Insomnia is a major public health problem and can, if untreated, lead to a range of physical and mental health problems, such as hypertension, obesity, cardiovascular disease, depression and anxiety disorders (1–3). Sleep problems are especially common among university students (4, 5). A systematic review of the prevalence of insomnia in 16,748 university students found a weighted mean of 18.5% (ranging from 9.4–38.2%), which was substantially higher than in the general population at 7.4% (6).
The increased prevalence of insomnia may be attributed to numerous challenges in the lives of students. University students face high expectations of their education and future careers, have to develop greater personal independence, and face the challenge of balancing social activities, part-time jobs, and self-directed studying, all while contending with financial pressure due to rising tuition fees and living expenses (7). These generally conflicting demands can lead to excess stress among students, making them a high-risk population for both sleep disturbances and mental health complaints (8). Moreover, university students are in an age group that is particularly vulnerable to the onset of psychopathology (9).

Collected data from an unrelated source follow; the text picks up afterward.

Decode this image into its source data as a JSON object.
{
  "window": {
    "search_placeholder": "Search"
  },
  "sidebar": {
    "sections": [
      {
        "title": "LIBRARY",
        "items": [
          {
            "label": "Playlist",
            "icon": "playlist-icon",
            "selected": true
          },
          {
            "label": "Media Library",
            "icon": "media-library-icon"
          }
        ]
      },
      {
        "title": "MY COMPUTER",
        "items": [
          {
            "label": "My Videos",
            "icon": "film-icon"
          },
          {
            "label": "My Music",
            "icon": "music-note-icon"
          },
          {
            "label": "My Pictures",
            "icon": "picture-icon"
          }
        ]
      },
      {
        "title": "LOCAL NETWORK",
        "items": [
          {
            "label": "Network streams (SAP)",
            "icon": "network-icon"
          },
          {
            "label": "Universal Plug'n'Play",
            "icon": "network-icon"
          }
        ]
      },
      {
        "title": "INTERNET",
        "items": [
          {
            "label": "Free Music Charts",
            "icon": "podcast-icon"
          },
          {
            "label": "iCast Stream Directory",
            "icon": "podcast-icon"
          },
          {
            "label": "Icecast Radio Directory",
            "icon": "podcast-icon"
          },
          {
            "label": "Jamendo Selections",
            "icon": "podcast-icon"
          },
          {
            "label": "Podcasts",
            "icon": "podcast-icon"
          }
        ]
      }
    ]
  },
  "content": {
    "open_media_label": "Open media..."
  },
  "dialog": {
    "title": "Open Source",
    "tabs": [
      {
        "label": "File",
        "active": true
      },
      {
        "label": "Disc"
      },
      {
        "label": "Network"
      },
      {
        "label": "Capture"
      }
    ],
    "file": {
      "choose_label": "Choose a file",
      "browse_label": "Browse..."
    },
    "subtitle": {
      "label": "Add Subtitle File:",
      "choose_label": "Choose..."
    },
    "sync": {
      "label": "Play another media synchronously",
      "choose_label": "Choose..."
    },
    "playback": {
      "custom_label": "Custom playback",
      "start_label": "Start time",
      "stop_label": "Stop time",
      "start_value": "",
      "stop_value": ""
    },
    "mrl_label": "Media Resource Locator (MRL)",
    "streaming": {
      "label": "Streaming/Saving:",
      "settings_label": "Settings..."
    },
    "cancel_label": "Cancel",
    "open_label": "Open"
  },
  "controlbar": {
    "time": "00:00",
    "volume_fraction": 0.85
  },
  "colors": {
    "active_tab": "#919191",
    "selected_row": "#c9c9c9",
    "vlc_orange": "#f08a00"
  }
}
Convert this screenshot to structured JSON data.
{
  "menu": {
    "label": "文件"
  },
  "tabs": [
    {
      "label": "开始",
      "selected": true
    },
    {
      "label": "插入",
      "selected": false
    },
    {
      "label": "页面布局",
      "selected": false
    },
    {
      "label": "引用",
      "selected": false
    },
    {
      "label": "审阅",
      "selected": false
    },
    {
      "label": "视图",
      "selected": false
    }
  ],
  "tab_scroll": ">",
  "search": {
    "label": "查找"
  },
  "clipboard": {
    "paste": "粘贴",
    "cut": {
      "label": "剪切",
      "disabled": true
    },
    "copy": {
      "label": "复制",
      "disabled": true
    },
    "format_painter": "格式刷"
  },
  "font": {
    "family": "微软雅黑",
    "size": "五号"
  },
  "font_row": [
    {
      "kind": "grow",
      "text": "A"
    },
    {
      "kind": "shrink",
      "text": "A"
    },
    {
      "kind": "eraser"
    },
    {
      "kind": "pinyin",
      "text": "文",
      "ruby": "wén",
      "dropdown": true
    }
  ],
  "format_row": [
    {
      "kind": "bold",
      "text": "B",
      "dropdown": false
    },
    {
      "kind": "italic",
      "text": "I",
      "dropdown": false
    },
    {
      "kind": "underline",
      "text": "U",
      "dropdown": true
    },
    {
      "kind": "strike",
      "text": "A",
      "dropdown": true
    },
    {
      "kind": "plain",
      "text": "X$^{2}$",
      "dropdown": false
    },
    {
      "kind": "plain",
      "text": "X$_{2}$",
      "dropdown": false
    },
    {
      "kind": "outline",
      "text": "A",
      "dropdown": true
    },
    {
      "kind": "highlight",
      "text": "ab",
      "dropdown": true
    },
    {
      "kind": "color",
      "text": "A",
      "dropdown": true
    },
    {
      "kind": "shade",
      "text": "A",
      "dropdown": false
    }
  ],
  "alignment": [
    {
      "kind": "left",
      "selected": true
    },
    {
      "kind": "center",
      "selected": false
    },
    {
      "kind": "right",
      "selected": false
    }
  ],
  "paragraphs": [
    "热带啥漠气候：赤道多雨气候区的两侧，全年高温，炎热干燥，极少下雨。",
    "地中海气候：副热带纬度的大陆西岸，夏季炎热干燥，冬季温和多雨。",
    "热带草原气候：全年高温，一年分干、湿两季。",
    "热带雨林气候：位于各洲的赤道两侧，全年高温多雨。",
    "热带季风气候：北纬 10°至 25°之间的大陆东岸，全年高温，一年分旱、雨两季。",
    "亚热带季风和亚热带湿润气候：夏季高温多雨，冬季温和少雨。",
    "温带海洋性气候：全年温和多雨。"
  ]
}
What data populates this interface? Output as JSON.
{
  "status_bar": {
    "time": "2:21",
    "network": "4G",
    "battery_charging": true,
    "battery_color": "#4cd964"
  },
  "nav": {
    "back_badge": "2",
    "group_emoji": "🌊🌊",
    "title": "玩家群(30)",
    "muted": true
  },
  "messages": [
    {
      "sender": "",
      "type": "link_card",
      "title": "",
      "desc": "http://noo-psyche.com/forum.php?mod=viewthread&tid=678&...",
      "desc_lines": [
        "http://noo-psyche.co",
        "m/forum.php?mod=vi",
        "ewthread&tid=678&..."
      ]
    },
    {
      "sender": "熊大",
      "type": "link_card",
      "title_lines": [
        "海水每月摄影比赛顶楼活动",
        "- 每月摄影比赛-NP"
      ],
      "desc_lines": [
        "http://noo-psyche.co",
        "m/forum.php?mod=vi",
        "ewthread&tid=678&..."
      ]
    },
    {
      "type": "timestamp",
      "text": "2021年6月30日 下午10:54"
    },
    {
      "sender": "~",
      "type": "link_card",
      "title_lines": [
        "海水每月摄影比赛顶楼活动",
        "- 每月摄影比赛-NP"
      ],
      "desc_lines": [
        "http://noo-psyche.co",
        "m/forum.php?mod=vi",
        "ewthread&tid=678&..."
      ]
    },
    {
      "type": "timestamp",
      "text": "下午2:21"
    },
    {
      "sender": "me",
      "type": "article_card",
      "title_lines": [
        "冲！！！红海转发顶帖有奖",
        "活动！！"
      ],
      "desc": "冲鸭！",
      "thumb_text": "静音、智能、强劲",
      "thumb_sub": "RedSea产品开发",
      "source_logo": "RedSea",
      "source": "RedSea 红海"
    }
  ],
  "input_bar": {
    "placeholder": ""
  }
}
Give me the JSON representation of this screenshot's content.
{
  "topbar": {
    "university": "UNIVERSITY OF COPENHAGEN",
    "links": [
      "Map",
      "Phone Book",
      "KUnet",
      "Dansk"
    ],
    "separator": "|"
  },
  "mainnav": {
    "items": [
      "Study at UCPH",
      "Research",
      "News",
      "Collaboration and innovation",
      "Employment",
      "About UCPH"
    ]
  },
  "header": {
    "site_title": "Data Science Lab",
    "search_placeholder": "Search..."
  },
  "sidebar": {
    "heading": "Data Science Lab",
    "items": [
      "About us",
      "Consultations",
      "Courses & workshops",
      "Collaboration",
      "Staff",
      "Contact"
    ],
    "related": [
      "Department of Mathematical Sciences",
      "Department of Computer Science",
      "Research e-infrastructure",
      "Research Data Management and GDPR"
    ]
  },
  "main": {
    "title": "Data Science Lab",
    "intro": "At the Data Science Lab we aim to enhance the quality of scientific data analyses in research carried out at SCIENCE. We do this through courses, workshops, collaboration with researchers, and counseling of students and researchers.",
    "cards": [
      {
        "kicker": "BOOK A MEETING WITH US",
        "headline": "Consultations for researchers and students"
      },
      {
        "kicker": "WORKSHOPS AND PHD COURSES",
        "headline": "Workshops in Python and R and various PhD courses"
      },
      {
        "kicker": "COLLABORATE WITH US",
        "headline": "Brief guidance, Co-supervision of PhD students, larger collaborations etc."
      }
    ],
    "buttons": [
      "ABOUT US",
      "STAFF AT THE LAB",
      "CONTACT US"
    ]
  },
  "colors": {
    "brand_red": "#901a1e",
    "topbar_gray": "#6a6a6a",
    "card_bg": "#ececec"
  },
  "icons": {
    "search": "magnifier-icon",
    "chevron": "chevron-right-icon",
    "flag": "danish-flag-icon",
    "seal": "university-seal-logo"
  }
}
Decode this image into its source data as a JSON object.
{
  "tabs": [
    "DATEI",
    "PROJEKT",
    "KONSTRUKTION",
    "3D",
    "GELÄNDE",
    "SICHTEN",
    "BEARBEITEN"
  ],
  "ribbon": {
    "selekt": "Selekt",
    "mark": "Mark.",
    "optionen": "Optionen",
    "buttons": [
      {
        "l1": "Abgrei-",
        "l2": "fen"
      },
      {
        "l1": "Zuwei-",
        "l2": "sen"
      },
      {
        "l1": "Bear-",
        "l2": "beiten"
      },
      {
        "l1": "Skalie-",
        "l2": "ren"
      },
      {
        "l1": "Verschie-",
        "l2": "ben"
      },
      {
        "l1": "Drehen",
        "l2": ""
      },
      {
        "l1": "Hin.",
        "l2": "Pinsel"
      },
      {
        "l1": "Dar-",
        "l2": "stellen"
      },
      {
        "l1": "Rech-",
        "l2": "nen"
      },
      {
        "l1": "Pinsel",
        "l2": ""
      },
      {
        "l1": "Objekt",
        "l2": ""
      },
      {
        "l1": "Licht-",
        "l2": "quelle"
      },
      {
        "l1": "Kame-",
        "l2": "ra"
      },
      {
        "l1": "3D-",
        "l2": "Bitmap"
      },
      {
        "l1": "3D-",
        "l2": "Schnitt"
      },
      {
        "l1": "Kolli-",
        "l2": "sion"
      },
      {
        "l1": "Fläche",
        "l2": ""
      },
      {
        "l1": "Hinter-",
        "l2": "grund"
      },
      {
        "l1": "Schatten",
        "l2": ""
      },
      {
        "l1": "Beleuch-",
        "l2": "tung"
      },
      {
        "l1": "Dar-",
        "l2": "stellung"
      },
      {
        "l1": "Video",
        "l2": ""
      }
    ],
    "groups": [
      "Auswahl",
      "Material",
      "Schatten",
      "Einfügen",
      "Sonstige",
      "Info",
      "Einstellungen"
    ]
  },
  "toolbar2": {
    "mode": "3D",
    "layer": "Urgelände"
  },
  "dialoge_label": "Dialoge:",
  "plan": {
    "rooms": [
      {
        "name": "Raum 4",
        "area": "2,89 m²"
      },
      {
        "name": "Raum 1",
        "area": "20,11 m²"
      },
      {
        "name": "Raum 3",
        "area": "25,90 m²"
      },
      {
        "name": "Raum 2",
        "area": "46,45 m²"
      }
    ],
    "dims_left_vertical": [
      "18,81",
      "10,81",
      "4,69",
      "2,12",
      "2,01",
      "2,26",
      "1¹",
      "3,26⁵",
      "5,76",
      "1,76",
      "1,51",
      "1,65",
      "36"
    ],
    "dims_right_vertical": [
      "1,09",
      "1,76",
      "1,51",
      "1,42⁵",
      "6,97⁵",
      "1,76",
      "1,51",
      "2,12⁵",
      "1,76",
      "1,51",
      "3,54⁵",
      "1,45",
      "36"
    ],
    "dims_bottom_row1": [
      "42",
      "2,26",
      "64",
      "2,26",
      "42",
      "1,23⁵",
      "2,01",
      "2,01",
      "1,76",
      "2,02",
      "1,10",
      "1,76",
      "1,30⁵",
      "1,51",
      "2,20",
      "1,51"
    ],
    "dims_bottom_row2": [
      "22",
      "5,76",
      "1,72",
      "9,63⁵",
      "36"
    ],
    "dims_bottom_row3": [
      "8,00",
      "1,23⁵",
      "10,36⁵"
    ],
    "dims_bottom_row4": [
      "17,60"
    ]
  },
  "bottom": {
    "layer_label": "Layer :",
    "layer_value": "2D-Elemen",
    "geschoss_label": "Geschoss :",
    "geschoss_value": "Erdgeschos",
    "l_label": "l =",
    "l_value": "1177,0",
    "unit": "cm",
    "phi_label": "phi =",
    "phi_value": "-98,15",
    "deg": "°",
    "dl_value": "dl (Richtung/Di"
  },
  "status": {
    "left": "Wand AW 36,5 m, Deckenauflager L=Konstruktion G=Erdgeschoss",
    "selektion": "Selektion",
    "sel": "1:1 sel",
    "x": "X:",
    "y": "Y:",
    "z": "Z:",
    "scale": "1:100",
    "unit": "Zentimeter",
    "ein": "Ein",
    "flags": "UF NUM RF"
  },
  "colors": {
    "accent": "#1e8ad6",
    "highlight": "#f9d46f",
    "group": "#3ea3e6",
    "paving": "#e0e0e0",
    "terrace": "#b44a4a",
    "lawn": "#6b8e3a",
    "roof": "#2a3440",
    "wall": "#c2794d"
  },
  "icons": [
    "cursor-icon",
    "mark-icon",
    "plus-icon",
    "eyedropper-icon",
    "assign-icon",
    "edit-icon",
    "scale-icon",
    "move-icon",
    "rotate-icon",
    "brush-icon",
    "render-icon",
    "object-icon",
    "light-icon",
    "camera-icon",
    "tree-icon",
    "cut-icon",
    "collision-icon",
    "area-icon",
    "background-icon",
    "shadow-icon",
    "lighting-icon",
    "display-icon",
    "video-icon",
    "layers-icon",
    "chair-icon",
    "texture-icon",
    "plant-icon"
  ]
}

A growing body of literature supports the effectiveness of psychological interventions for insomnia, especially cognitive behavioral therapy for insomnia (CBT-I). During CBT-I, patients learn to identify and modify maladaptive thoughts, attitudes, and behaviors, by utilizing psychoeducation, cognitive restructuring, stimulus control, sleep restriction, and relaxation techniques. It has been shown effective in both individual and group face-to-face formats as well as in online formats (10–12), and even for those with subthreshold insomnia (13). About 70–80% of people with insomnia benefit from CBT-I (14). Furthermore, sleep interventions including CBT-I show smaller effect sizes in students than in the general adult population (10, 15, 16). Chandler et al. almost exclusively included CBT-I studies and found a moderate effect size (d = 0.55), while Saruhanjan et al. and Kodsi et al. included more studies with different types of sleep interventions, such as sleep education and relaxation training, and found moderate effects on sleep, with effect estimates of 0.61 and 0.51, respectively. A possible explanation for the smaller effect size in students may be that several interrelated factors are especially relevant in the lives of students that are insufficiently addressed in current interventions. For instance, issues relevant to students include perfectionism, stress-sleep reactivity, poor psychological flexibility and coping skills, which are known to contribute to the development and maintenance of sleep problems (5, 17–19) and may have to be emphasized more in a student population. Students may require a tailored approach that considers their specific challenges and circumstances. Interventions targeting multiple behaviors and skills simultaneously may therefore be more effective than single-component treatments to promote better sleep among students.
A promising add-on to CBT-I is mindfulness-based interventions. Mindfulness is a practice aiming to direct an individual’s attention to the present moment without judgement and increase awareness of internal and external experiences (20). It is used to decrease stress and increase mental well-being through exercises such as breath regulation and body-scan meditation (21). A recent meta-analysis of seven RCT’s showed that mindfulness-based stress reduction significantly improved sleep quality, depression, and anxiety among adult insomnia patients (22). Another study among adolescent girls examined the effectiveness of a multi-component mindfulness-based group intervention and found that the intervention was feasible and resulted in moderate improvements in subjective sleep (23). Therefore, in order to tackle the stress-related factors mentioned above that are intertwined with the lives of students, mindfulness-based techniques might be a fruitful add-on to sleep interventions.
A brief group multi-component sleep-mood intervention combining CBT-I and mindfulness practices with lifestyle components, the Sleep Mood Intervention: Live Effectively (SMILE) intervention, was developed to target sleep and mood in university students, taking into account the needs of this target group. The objective of the present study was to assess the effectiveness of the SMILE intervention in university students with sleep complaints. The primary outcome was insomnia severity. The secondary outcomes were symptoms of depression, anxiety and quality of life. Given the close relationship between sleep and mental health, we hypothesized that SMILE improves all outcomes. Secondly, we explored the mechanisms of change, namely whether the treatment effect on insomnia was mediated by dysfunctional beliefs about sleep and levels of pre-sleep arousal. Both are factors that have been previously assessed as mediators in other intervention studies on sleep outcomes (24).